I devoured a large bowl topped with my diced strawberries and raisins combo. You didn’t think my favorite oatmeal topping would disappear now did you?

None of my meals really got any more difficult than a bowl of cereal the rest of the day either. In fact, I almost feel a little embarrassed by the sheer ease, laziness, and packaged-ness of most of the day’s eats.

Lunch:

 grilled ham cheese lunch plate

A grilled ham and swiss sandwich. Carrot sticks, cucumbers, and hummus. Watermelon.

Snack:

 luna bar snack

A S’mores Lunabar and a container of Chobani greek yogurt.

Dinner:

 eggrolls 2

I actually pulled out more produce for dinner. I chopped up a zucchini, two small summer squash, a small head of bok choy, some onion, and some mushrooms to stir-fry all together.
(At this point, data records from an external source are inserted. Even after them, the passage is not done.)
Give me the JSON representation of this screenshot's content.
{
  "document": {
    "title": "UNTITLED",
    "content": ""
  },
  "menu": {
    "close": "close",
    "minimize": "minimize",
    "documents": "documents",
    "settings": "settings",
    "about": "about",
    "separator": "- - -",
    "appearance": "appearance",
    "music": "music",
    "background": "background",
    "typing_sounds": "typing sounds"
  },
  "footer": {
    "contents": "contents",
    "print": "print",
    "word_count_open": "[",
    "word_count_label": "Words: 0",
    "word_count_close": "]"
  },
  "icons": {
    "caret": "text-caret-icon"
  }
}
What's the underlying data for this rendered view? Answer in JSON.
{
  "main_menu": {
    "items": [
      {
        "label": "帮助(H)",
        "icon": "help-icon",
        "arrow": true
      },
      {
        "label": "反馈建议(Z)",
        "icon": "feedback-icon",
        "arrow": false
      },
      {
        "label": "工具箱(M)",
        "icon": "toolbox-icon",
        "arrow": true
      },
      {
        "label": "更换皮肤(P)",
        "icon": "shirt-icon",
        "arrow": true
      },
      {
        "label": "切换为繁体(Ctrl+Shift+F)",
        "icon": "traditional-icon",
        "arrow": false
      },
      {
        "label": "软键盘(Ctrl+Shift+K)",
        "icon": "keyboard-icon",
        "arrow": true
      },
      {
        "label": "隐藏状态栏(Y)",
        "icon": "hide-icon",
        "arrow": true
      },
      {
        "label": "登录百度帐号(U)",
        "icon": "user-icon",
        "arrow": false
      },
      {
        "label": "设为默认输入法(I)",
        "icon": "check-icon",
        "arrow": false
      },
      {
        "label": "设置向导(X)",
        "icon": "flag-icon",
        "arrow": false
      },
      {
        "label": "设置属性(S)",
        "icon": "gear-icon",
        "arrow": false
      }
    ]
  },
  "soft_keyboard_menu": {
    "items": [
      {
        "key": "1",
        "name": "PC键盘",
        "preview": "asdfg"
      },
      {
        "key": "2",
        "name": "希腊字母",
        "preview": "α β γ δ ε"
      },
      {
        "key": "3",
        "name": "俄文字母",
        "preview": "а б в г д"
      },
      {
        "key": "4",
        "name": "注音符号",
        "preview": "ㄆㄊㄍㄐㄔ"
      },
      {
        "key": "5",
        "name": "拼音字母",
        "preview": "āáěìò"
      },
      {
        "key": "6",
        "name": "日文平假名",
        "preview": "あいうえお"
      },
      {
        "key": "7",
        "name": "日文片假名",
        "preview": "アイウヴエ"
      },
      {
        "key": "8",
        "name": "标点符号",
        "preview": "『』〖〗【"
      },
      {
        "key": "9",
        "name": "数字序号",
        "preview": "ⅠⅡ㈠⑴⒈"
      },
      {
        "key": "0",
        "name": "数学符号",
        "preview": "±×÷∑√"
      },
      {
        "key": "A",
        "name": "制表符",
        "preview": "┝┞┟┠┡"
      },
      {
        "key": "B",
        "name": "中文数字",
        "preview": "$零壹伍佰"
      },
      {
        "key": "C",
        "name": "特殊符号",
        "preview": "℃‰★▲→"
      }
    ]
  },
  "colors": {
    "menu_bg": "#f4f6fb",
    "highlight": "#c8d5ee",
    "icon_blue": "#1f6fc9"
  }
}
Since I didn’t feel like cooking a full meal, I turned to the freezer for some packaged chicken egg rolls we had to use. And while the nutritional stats aren’t terrible in those little eggrolls, I can’t deny their super processed state.

 eggrolls 1

I almost felt embarrassed for showcasing meals like cereal, packaged bars, and frozen eggrolls in a What I Ate Wednesday post. No cooking. No creativity. Nothing fancy. Nothing perfectly unprocessed with zero added sugars and zero disodium guanylate.

Then I remind myself I still strive overall to eat as high quality as possible but also without stressing myself over every meal choice. I can’t feel embarrassed for eating what suited me yesterday despite it not living up to some of the standards that occasionally seem prevalent in the blogging world. I always appreciate blogging for opening my eyes to new, fun ways to eat mindfully and beneficially to my body. At the same time, I also have to remain aware to not allow the “blog food standard” I create in my head to overwhelm my decisions. So, I had my egg roll lazy meal day. Chomp.

 eggrolls 3

  • Are you a cereal addict?
  • Do you ever feel a certain unspoken standard for food on blogs? What do you think are the pros/cons?